3 Pricing Lessons I Learned From Being A Parent
By Hila Segal
This post was originally published on the Vendavo Blog.
I have been a parent for a little over 10 years. Surprisingly, some of the lessons I’ve learned since having children also apply to the pricing world. Here are the top 3 pricing lessons taken from my parenthood experience.
#1: Segmentation is key
There is an interesting phenomenon with first-time parents. They want to get only the best for their first-born child. The best diapers, the softest baby wipes, organic skin care and hair products, BPA-free bottles, and fancy pacifiers that come with a promise that your child will sleep through the night.
I guess sleep-deprived parents will fall for any marketing campaign promising that you and your baby will be smarter, happier, and healthier. When my first daughter was born, I was not compromising on “quality” for price. I was ready to pay a premium for the brand name diapers or buy organic shampoos and creams made only from natural ingredients.
Then came baby number 2.
By then, I was a much more experienced parent, but, more importantly, pragmatic and levelheaded. I was buying for convenience and reliability and I was no longer seeing the value in premium products that justified the higher prices.

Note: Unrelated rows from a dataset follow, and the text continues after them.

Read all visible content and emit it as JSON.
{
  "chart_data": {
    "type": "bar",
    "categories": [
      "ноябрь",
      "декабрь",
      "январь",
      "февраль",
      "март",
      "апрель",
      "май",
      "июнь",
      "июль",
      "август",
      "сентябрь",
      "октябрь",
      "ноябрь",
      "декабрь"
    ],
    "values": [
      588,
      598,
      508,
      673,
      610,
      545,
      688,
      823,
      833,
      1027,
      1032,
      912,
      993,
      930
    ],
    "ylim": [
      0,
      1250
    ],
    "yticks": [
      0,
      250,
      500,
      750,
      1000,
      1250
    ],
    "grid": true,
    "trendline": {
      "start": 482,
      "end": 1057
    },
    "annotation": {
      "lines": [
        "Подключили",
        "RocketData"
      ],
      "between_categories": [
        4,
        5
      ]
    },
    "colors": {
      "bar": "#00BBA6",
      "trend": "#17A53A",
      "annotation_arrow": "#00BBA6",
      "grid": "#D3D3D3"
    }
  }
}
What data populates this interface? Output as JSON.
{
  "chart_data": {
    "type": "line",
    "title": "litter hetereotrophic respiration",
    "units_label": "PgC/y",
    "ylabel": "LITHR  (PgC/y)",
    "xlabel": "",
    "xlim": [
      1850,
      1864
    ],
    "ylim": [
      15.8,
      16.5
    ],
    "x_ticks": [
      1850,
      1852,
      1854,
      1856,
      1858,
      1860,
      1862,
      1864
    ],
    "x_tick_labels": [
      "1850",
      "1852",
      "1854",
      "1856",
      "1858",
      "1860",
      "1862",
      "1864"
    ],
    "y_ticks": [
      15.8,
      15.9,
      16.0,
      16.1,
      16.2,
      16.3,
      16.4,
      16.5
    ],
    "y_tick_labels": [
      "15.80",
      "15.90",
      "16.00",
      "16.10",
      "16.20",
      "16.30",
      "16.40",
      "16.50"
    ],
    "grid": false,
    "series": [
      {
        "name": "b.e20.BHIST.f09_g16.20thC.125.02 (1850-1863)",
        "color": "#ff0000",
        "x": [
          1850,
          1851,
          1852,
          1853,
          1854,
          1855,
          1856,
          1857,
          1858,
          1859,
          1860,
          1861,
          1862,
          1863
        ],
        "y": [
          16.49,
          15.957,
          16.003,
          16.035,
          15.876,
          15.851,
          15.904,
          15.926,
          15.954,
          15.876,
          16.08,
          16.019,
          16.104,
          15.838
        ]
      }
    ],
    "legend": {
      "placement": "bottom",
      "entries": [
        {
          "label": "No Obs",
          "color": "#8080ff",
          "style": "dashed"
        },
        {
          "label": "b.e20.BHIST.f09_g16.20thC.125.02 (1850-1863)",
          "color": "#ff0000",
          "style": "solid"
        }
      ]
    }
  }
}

This is where segmentation comes into play. Segmenting products and customers to better fit their situations and buying behavior puts pricing power in the hands of the seller, not the buyer.
With over 4 million babies born each year in America, there’s always a new crop of inexperienced parents waiting for companies to target them with fancy (and unnecessary) products.
#2: It’s all about perceived value and willingness to pay
According to a Pew Research Center survey, both parents work full time in 46% of US households. For many working parents, there’s just not enough time to do it all. That means they value convenience and saving time, and will be ready to pay for it.
It seems like the new online delivery services like Google Shopping Express, Amazon Fresh, and Instacart were designed for working parents.
Yes, those parents that will forget to buy one ingredient for a birthday cake they need to bring to school the next day. Those parents that need one fewer errand.
These services provide the convenience of shopping online and having everything delivered to your doorstep the next day. This convenience means that parents have more time to spend with their kids. To these parents, the services and products increase in value, translating into a higher willingness to pay.
#3: Maximize share of wallet with context
Parents are a very distinct buying group. The characteristics and buying patterns coupled with historic purchases provide a rich contextual platform to be able to deliver targeted offers and product recommendations that ultimately can increase wallet-share and prevent customer defection.
My online delivery services know to offer beach gear when summer begins and office supply items right before the school year starts. They also recommend cross-sell products based on previous purchases or other parents’ buying patterns and remind me when I have to restock on key regular items like paper towels and snacks.
With the cost of acquiring a new customer being 6–7 times higher than retaining an existing one, such data-driven offers are instrumental to keeping a busy parent engaged, buying on a regular basis, and most importantly, not buying from competitors.
These are just a few of the lessons I’m bound to learn about pricing and parenthood. Summer vacation already kicked off 2 weeks ago, and as any parent will attest, summer camps are a whole new pricing lesson for a different blog.